Com esse mesmo critério, seria legítimo que os bancos centrais praticassem o que poderiam denominar “afrouxamento quantitativo externo” (QEE, sigla em inglês), isto é, intervir para manter as taxas de câmbio baixas, enquanto acumulam enormes reservas de divisa estrangeira. Se as repercussões líquidas não determinam uma política internacionalmente aceitável, as instituições multilaterais não podem alegar que o QEE, independentemente da quantidade de instabilidade que gere, vá contra as regras do jogo.

Na verdade, não se trata de mera hipótese. O afrouxamento quantitativo é implementado principalmente em situações nas quais os bancos estão incondicionalmente dispostos a acumular grandes reservas – o que geralmente ocorre quando os canais de crédito estão bloqueados e outras fontes de demanda de taxas de juros estão fracas. Em tais situações, o programa de estímulos funciona principalmente porque altera as taxas de câmbio e transfere a demanda entre os países.

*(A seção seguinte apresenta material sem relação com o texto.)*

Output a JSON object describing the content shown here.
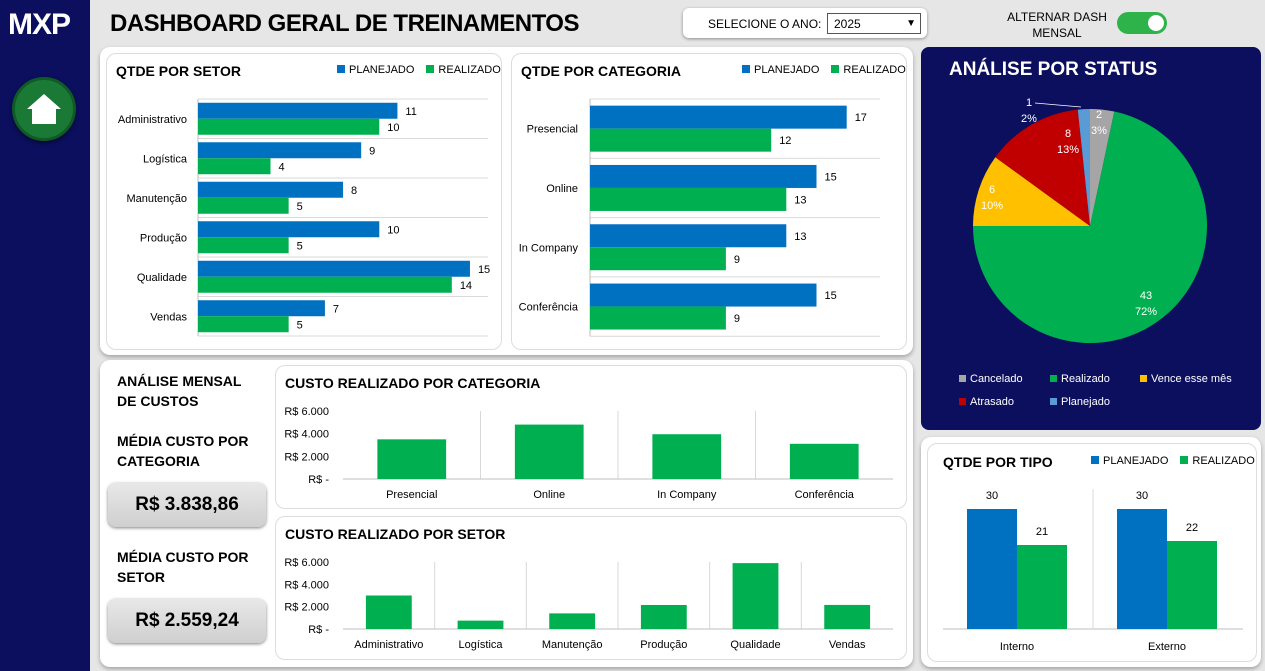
{
  "header": {
    "logo": "MXP",
    "title": "DASHBOARD GERAL DE TREINAMENTOS",
    "year_label": "SELECIONE O ANO:",
    "year_value": "2025",
    "toggle_label": "ALTERNAR DASH MENSAL",
    "toggle_on": true
  },
  "colors": {
    "planejado": "#0070c0",
    "realizado": "#00b050",
    "navy": "#0b0f5e"
  },
  "legend": {
    "planejado": "PLANEJADO",
    "realizado": "REALIZADO"
  },
  "chart_data": [
    {
      "type": "bar",
      "title": "QTDE POR SETOR",
      "orientation": "horizontal",
      "categories": [
        "Administrativo",
        "Logística",
        "Manutenção",
        "Produção",
        "Qualidade",
        "Vendas"
      ],
      "series": [
        {
          "name": "PLANEJADO",
          "values": [
            11,
            9,
            8,
            10,
            15,
            7
          ]
        },
        {
          "name": "REALIZADO",
          "values": [
            10,
            4,
            5,
            5,
            14,
            5
          ]
        }
      ],
      "xlim": [
        0,
        17
      ]
    },
    {
      "type": "bar",
      "title": "QTDE POR CATEGORIA",
      "orientation": "horizontal",
      "categories": [
        "Presencial",
        "Online",
        "In Company",
        "Conferência"
      ],
      "series": [
        {
          "name": "PLANEJADO",
          "values": [
            17,
            15,
            13,
            15
          ]
        },
        {
          "name": "REALIZADO",
          "values": [
            12,
            13,
            9,
            9
          ]
        }
      ],
      "xlim": [
        0,
        19
      ]
    },
    {
      "type": "pie",
      "title": "ANÁLISE POR STATUS",
      "slices": [
        {
          "label": "Cancelado",
          "value": 2,
          "pct": "3%",
          "color": "#a5a5a5"
        },
        {
          "label": "Realizado",
          "value": 43,
          "pct": "72%",
          "color": "#00b050"
        },
        {
          "label": "Vence esse mês",
          "value": 6,
          "pct": "10%",
          "color": "#ffc000"
        },
        {
          "label": "Atrasado",
          "value": 8,
          "pct": "13%",
          "color": "#c00000"
        },
        {
          "label": "Planejado",
          "value": 1,
          "pct": "2%",
          "color": "#5b9bd5"
        }
      ]
    },
    {
      "type": "bar",
      "title": "CUSTO REALIZADO POR CATEGORIA",
      "categories": [
        "Presencial",
        "Online",
        "In Company",
        "Conferência"
      ],
      "values": [
        3500,
        4800,
        3950,
        3105
      ],
      "yticks": [
        "R$ 6.000",
        "R$ 4.000",
        "R$ 2.000",
        "R$ -"
      ],
      "ylim": [
        0,
        6000
      ]
    },
    {
      "type": "bar",
      "title": "CUSTO REALIZADO POR SETOR",
      "categories": [
        "Administrativo",
        "Logística",
        "Manutenção",
        "Produção",
        "Qualidade",
        "Vendas"
      ],
      "values": [
        3000,
        750,
        1400,
        2150,
        5900,
        2155
      ],
      "yticks": [
        "R$ 6.000",
        "R$ 4.000",
        "R$ 2.000",
        "R$ -"
      ],
      "ylim": [
        0,
        6000
      ]
    },
    {
      "type": "bar",
      "title": "QTDE POR TIPO",
      "categories": [
        "Interno",
        "Externo"
      ],
      "series": [
        {
          "name": "PLANEJADO",
          "values": [
            30,
            30
          ]
        },
        {
          "name": "REALIZADO",
          "values": [
            21,
            22
          ]
        }
      ],
      "ylim": [
        0,
        35
      ]
    }
  ],
  "kpis": {
    "section_title": "ANÁLISE MENSAL DE CUSTOS",
    "media_categoria_label": "MÉDIA CUSTO POR CATEGORIA",
    "media_categoria_value": "R$ 3.838,86",
    "media_setor_label": "MÉDIA CUSTO POR SETOR",
    "media_setor_value": "R$ 2.559,24"
  }
}
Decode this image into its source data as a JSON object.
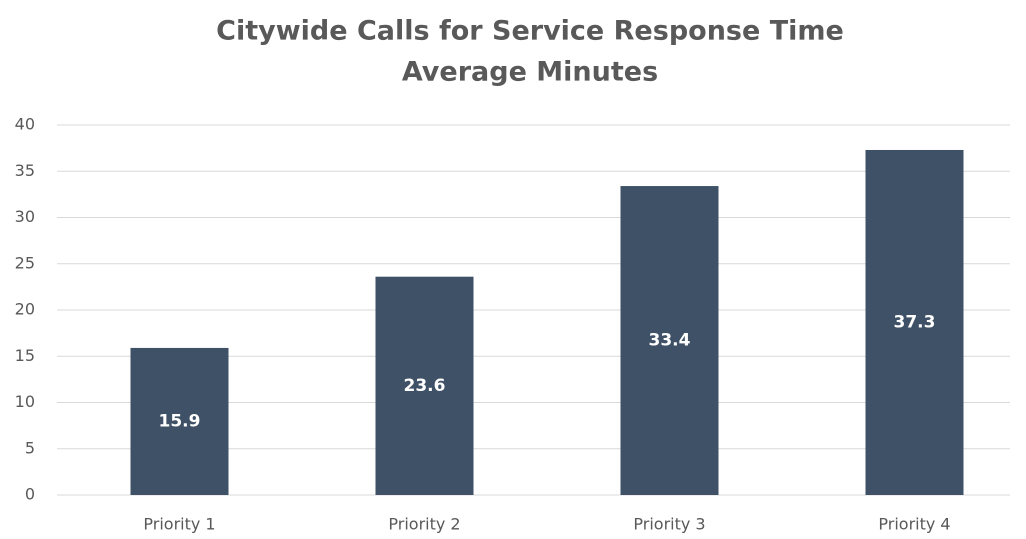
{
  "chart_data": {
    "type": "bar",
    "title": "Citywide Calls for Service Response Time",
    "subtitle": "Average Minutes",
    "categories": [
      "Priority 1",
      "Priority 2",
      "Priority 3",
      "Priority 4"
    ],
    "values": [
      15.9,
      23.6,
      33.4,
      37.3
    ],
    "color": "#3f5166",
    "ylim": [
      0,
      40
    ],
    "yticks": [
      0,
      5,
      10,
      15,
      20,
      25,
      30,
      35,
      40
    ],
    "grid": true
  }
}
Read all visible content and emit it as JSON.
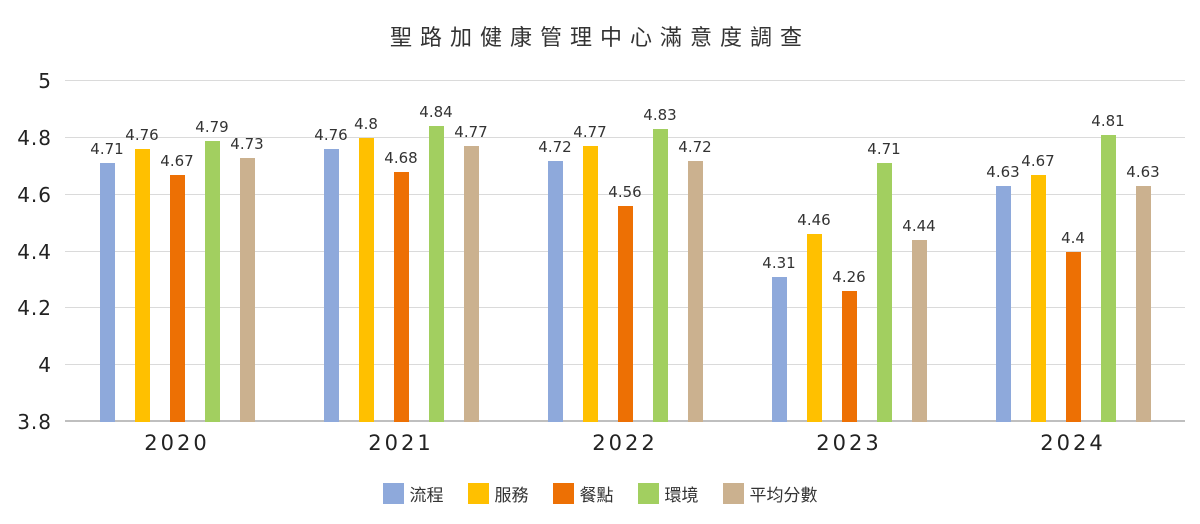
{
  "chart_data": {
    "type": "bar",
    "title": "聖路加健康管理中心滿意度調查",
    "categories": [
      "2020",
      "2021",
      "2022",
      "2023",
      "2024"
    ],
    "series": [
      {
        "name": "流程",
        "color": "#8EA9DB",
        "values": [
          4.71,
          4.76,
          4.72,
          4.31,
          4.63
        ]
      },
      {
        "name": "服務",
        "color": "#FFC000",
        "values": [
          4.76,
          4.8,
          4.77,
          4.46,
          4.67
        ]
      },
      {
        "name": "餐點",
        "color": "#ED7004",
        "values": [
          4.67,
          4.68,
          4.56,
          4.26,
          4.4
        ]
      },
      {
        "name": "環境",
        "color": "#A2CF60",
        "values": [
          4.79,
          4.84,
          4.83,
          4.71,
          4.81
        ]
      },
      {
        "name": "平均分數",
        "color": "#CBB18F",
        "values": [
          4.73,
          4.77,
          4.72,
          4.44,
          4.63
        ]
      }
    ],
    "ylim": [
      3.8,
      5
    ],
    "yticks": [
      5,
      4.8,
      4.6,
      4.4,
      4.2,
      4,
      3.8
    ],
    "grid": true,
    "legend_position": "bottom",
    "colors": {
      "gridline": "#dadada",
      "axis_line": "#bfbfbf",
      "text": "#333333"
    }
  }
}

O segundo perigo é que ao relutar aos efeitos das repercussões, as políticas dos países de origem causam danos colaterais não intencionais em países beneficiários, e essas respondem com medidas que protegem somente a seus interesses. Mesmo que os bancos centrais dos países de origem tenham comunicado exaustivamente como as condições internas guiarão o a sua saída de políticas não convencionais, permaneceram omissos em relação a como reagiriam à turbulência do mercado externo.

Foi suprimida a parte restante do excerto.